Following on from last week's post concerning the long awaited 'Colonial' decision, another decision released by the Federal Court in the last couple of weeks is of significant interest.
In a similar vein to the high profile tax cases last year of Bamford and Thomas, the taxpayer here was largely successful.
For those interested the full title of the case is - FCT v Clark [2011] FCAFC 5 (Full Federal Court; Dowsett, Edmonds and Gordon; 21 January 2011).
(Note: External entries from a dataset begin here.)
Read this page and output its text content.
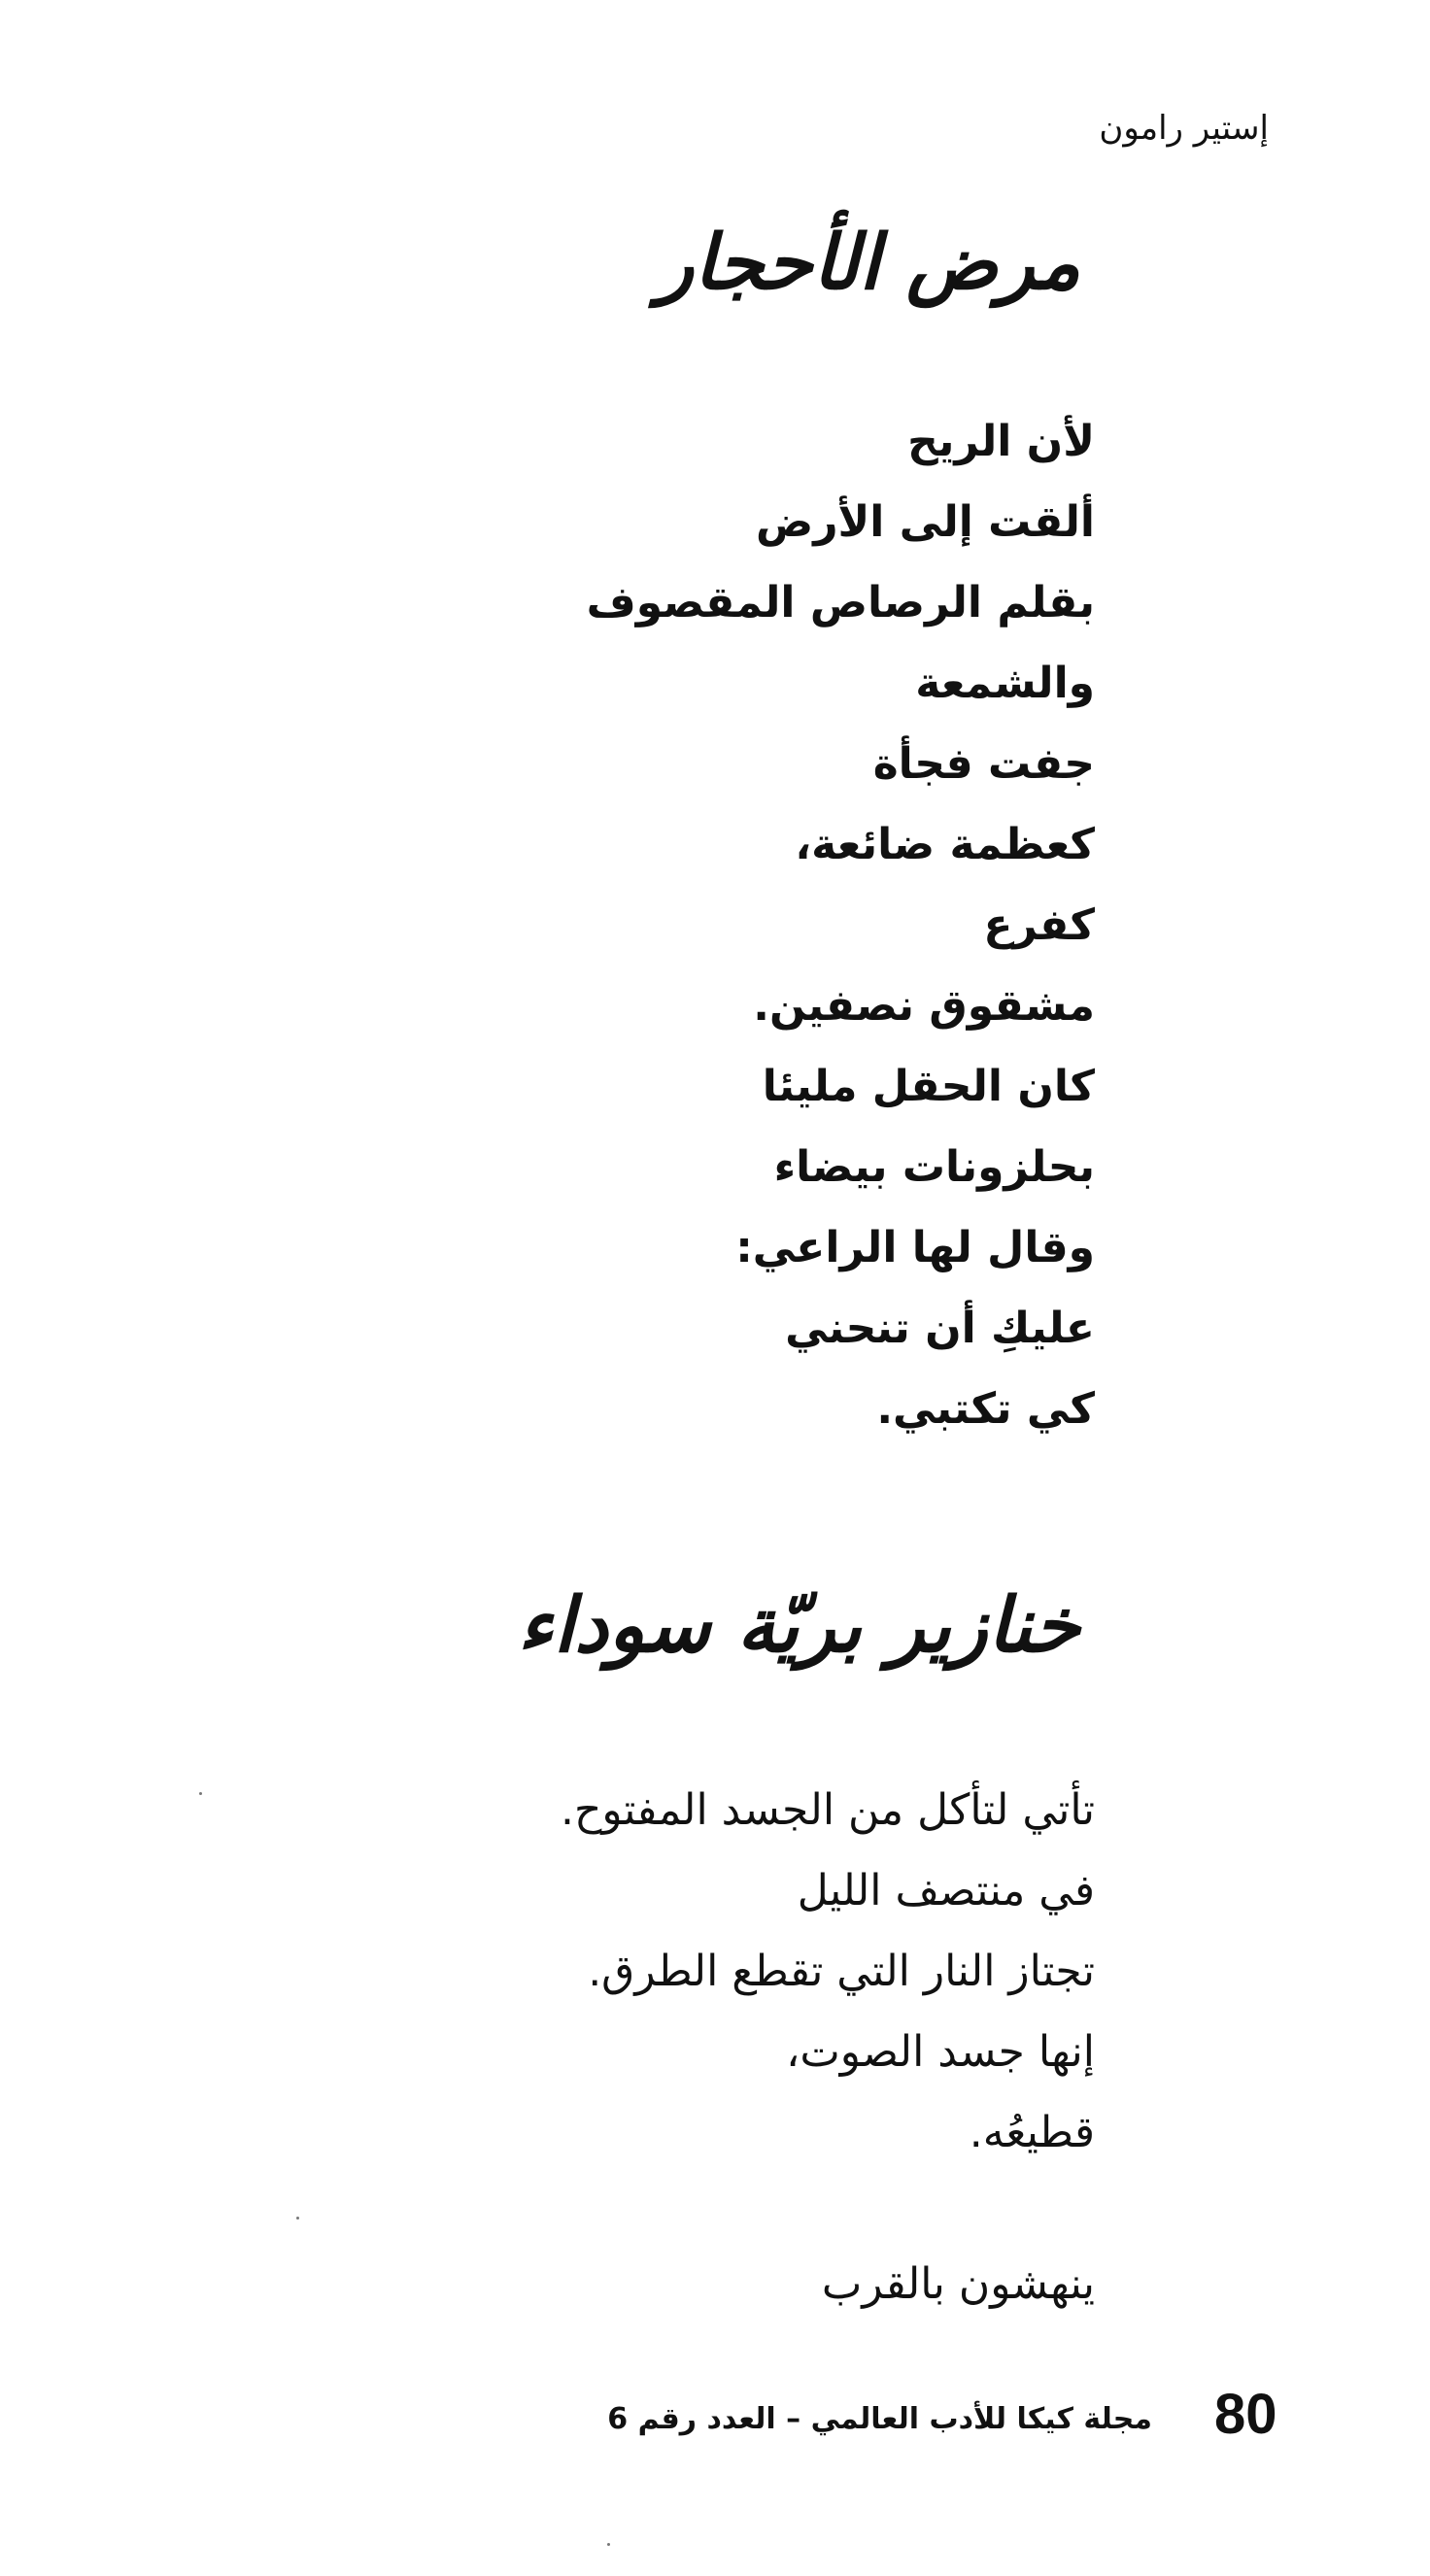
إستير رامون
مرض الأحجار
لأن الريح
ألقت إلى الأرض
بقلم الرصاص المقصوف
والشمعة
جفت فجأة
كعظمة ضائعة،
كفرع
مشقوق نصفين.
كان الحقل مليئا
بحلزونات بيضاء
وقال لها الراعي:
عليكِ أن تنحني
كي تكتبي.
خنازير بريّة سوداء
تأتي لتأكل من الجسد المفتوح.
في منتصف الليل
تجتاز النار التي تقطع الطرق.
إنها جسد الصوت،
قطيعُه.
ينهشون بالقرب
مجلة كيكا للأدب العالمي – العدد رقم 6 80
In brief terms, the key aspects of the decision (which was given by way of a 2 to 1 majority) were as follows:
1. What is required to constitute a resettlement (i.e. the disposal and reacquisition, for tax purposes, of all assets of a trust at market value) is significantly more than what the Tax Office has traditionally suggested, and indeed argued in this case;
2. The High Court decision of Commercial Nominees confirms that to avoid a resettlement occurring, there only needs to be a continuum of property and membership, that can be identified at any time, even if different from time to time;
3. The Commercial Nominees case, while it related to a superannuation fund, is relevant in relation to trusts more generally;
4. In the circumstances of this case the fact that there had been a change of trustee, a change of control of the trust, a change in the trust assets and a change in the unitholders of the trust between 2 income years did not trigger a resettlement; and
5. Where a trust has been effectively deprived of all assets and then 're-endowed', a resettlement will probably occur.